Revenons un tout petit peu en arrière, même si je n’aime pas cela. Nous allons nous retrouver le dimanche précédent l’entretien entre Maman et la prof de maths. Je préfère vous prévenir que ce chapitre n’apporte rien du tout, il est juste un moyen de vous distraire et de mieux me connaître. Vous pouvez donc le passer si vous le voulez, mais vous ne savez pas ce que vous allez rater.
Alors que j’étais étendue sur mon lit en ce jour, je m’ennuyais. Ce problème survient même aux meilleurs. Les manuels d’éducation font l’apologie de l’ennui, ils ne se rendent pas compte du mal qu’ils font aux enfants, la première chose que veut faire un enfant qui s’ennuie est de cesser de s’ennuyer.

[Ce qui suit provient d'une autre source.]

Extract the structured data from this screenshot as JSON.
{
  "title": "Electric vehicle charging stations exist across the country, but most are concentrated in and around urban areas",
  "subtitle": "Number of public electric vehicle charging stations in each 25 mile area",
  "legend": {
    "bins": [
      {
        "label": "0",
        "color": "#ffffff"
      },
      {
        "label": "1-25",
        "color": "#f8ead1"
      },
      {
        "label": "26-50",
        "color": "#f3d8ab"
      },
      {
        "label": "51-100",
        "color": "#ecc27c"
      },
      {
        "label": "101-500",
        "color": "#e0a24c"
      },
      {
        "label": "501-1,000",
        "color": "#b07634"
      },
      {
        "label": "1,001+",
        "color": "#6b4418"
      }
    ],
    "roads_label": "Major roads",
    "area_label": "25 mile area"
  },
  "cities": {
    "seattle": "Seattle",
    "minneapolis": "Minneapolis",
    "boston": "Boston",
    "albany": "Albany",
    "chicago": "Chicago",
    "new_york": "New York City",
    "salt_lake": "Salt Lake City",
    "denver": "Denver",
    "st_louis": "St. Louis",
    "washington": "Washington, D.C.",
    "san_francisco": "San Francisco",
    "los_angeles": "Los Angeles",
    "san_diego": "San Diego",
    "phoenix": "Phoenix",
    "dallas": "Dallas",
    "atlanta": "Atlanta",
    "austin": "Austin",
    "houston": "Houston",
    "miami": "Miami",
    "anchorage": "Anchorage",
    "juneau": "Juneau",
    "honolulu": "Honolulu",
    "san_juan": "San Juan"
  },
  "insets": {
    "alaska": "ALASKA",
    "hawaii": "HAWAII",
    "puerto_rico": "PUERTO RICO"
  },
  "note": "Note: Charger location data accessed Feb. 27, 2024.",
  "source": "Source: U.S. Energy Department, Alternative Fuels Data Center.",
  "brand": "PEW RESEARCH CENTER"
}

En tout cas, tout le monde vaquait à ses occupations (sauf moi qui n’en avais pas). Je ne dis pas que chacun révolutionnait le monde, mais eux, au moins ne s’ennuyait pas. Mes parents étaient en bas devant la télé. Maman lisait avec le poste allumé sur la 2, elle suivait distraitement Jacques Martin, présentant Le Monde est à vous, qui posait des questions à trois candidats pour faire gagner au meilleur le voyage de son choix et aux autres un abonnement à Télé Star, finissant en poussant la chansonnette à l’occasion. Je savais qu’elle aurait rêvé d’y participer, elle aurait eu le niveau (moi aussi). Papa était avec elle. Il en profitait pour fumer tout son content. Au début, je les accompagnais mais je préférais éviter l’odeur du tabac. Autant elle me répugnait, autant le nez de Cerise semblait l’apprécier. Pour sa propre désintoxication et ne me sentant pas le droit d’interdire au maître de maison son petit plaisir, j’avais opté pour cet isolement volontaire (je redescendais en fin d’après-midi pour un petit moment familial). Alice avait le droit de sortir, donc elle passait ses dimanches chez ses amies (ou elles venaient chez nous, ce qui me permettait de profiter de leur conversation). Le chat complotait, comme à son habitude. Maman attendait, en fait, L’Ecole des Fans, qu’elle trouvait si mignon avec ses enfants qui chantaient mal et qui, au choix, dévoilaient innocemment des secrets de famille intimes ou disaient à l’animateur qu’il était moche, vieux et puant, sous vos applaudissements. Je pense qu’elle aurait rêvé que j’y participe, mais à 12 ans, c’était heureusement pour moi trop tard.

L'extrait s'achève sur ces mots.